EPF is a congenital disorder characterized by symmetrical, paired persistent foramina (openings) in the parietal bones (diameter >5 mm), located close to the intersection of the sagittal and lambdoid sutures. In infants, EPF presents as a persistent enlargement extending forward from the posterior fontanelle, caused by a single large central parietal bone defect, termed cranium bifidum. The latter tends to resolve in early childhood leaving two distinct, large parietal foramina through the ossification of a midline bridge. EPF is usually asymptomatic, but may be associated with headaches, nausea, vomiting, intense local pain and intellectual disability. EPF can also be accompanied by meningeal, cortical, and vascular malformations of the posterior fossa (that may predispose to epilepsy), and Duane retraction syndrome (see this term). Craniofacial anomalies including cleft palate, myelomeningocele and isolated encephalocele are rarely associated (see these terms). Clavicular hypoplasia may lead to confusion with cleidocranial dysplasia (see this term).

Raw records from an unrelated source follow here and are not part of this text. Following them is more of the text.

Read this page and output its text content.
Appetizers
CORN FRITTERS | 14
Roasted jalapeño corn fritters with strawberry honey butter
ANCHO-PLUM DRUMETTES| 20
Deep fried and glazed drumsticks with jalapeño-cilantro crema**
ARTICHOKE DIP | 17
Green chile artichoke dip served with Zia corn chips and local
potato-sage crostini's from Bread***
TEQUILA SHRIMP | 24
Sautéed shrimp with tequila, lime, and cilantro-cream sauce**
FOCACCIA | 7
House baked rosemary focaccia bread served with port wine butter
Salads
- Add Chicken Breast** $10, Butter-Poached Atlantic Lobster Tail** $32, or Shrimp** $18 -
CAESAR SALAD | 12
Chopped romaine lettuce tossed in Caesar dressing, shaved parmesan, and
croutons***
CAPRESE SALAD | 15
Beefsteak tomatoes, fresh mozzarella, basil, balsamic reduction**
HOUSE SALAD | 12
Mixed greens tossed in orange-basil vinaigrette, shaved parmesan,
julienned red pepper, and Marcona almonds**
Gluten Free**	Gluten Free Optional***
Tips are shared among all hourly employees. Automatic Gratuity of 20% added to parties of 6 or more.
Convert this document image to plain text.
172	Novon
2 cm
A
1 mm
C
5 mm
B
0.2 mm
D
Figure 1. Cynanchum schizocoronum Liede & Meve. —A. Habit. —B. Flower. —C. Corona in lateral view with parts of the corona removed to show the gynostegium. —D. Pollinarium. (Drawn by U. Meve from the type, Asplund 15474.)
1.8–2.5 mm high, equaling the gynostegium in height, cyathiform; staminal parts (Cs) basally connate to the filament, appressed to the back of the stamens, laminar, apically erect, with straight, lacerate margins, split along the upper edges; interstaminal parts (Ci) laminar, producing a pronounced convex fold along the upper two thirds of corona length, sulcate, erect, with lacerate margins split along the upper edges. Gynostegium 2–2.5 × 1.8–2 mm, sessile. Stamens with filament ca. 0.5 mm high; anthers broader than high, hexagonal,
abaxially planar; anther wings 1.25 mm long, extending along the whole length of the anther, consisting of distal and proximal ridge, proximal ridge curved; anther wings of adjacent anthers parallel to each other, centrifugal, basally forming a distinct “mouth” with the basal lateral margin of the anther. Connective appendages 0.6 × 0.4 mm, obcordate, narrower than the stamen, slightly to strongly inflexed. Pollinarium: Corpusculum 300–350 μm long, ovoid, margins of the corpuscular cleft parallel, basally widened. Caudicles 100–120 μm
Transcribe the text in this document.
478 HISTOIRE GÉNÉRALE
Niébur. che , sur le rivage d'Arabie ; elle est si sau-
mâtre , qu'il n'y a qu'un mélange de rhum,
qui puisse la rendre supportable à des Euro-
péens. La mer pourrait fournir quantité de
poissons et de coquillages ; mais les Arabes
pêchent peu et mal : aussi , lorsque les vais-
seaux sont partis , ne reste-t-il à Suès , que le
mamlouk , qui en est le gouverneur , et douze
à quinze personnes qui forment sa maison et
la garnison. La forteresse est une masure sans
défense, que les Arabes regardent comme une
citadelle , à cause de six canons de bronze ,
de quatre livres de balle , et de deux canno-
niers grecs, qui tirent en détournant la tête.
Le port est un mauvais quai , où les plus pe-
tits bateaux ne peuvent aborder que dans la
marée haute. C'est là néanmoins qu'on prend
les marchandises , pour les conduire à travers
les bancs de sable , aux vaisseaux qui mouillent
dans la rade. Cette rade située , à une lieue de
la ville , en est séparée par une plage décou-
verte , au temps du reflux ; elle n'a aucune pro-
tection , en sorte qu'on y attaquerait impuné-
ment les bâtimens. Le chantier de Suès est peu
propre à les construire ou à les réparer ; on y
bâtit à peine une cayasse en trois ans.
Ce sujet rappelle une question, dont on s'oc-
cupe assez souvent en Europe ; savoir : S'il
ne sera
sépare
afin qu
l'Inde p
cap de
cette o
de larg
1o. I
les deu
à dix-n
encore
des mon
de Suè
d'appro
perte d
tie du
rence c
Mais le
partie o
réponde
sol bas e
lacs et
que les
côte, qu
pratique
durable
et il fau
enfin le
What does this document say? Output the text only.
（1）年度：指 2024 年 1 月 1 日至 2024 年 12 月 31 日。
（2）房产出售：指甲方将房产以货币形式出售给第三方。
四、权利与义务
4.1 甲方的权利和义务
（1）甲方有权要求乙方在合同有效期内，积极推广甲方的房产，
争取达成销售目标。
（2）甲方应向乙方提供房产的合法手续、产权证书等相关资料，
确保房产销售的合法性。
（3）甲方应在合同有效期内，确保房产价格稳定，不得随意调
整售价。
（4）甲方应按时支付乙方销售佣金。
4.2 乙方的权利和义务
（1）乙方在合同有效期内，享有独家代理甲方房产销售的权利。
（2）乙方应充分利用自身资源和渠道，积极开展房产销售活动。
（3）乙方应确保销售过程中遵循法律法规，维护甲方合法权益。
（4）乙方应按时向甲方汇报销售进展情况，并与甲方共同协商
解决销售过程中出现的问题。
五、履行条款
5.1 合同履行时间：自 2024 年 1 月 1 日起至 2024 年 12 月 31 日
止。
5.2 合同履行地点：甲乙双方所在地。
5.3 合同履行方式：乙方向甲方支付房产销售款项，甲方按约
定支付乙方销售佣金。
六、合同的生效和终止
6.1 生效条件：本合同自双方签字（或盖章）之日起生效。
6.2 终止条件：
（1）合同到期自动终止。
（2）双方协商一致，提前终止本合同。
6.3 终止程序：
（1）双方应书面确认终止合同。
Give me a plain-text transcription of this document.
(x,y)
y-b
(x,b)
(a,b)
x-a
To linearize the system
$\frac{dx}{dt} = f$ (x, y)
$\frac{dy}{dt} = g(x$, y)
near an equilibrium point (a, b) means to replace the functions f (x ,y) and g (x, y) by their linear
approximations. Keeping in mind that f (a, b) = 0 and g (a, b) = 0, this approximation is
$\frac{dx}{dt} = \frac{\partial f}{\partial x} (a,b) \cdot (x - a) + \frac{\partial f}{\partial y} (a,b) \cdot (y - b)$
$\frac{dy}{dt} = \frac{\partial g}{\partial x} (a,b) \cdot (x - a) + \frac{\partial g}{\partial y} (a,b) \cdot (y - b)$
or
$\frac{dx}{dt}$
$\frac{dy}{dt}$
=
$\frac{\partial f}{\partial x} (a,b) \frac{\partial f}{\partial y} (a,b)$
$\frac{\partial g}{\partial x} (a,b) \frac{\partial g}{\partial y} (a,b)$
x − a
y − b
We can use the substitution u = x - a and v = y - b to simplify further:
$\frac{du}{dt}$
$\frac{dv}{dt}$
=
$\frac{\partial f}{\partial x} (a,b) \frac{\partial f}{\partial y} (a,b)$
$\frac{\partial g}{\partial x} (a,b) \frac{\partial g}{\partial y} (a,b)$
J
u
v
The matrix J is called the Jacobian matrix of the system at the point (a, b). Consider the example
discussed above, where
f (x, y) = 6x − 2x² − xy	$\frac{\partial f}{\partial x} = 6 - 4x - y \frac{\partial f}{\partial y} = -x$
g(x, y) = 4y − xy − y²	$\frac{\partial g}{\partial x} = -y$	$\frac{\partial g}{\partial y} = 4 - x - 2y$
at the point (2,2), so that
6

EPF is caused by insufficient ossification around the parietal notch. In most cases this results from heterozygous loss of function mutations in human homeobox genes, MSX2 (5q35.2) and ALX4 (11p11.2), which encode transcription factors involved in skeletal development. A possible third locus on 4q21-q23 has also been reported in a large Chinese pedigree. EPF may also be seen in aminopterin/methotrexate embryofetopathy (see this term), which is caused by exposure to folic acid antagonists during the first trimester of preganancy.
Diagnosis of EPF is based on family history and on clinical examination. Radiographically, EPF presents as symmetric radiolucencies. Computed tomography (CT) imaging with 3D reconstructions can delineate the osseous defect and magnetic resonance (MR) imaging may demonstrate associated intracranial changes. If EPF is associated with anomalies of the cerebral vasculature, additional vascular imaging like CT, MR, or digital subtraction angiography may be warranted. Diagnosis is confirmed by screening for the pathogenic mutation.
Differential diagnosis includes Potocki-Shaffer syndrome; distal monosomy 15q; cleidocranial dysplasia; acromelic frontonasal dysplasia; craniosynostosis-anal anomalies-porokeratosis; and frontonasal dysplasia with alopecia and genital anomaly (see these terms).
Preimplantation genetic testing, or prenatal diagnosis during pregnancy from 10 weeks gestation, is available for families with a known genetic defect.
Transmission is autosomal dominant with high but incomplete penetrance.
Management and treatment
Treatment for EPF is generally conservative, since the natural history of the defect is to close progressively with age. Protective helmets can be considered in young, active children with particularly large defects, but surgery is not usually recommended. Imaging to assess for any accompanying venous anomalies is imperative prior to any surgical intervention.
There is no known correlation between the size of the defect and the likelihood of having an associated brain abnormality. A spontaneous closure of the defect with growth of the infant has been observed, but it is frequently incomplete.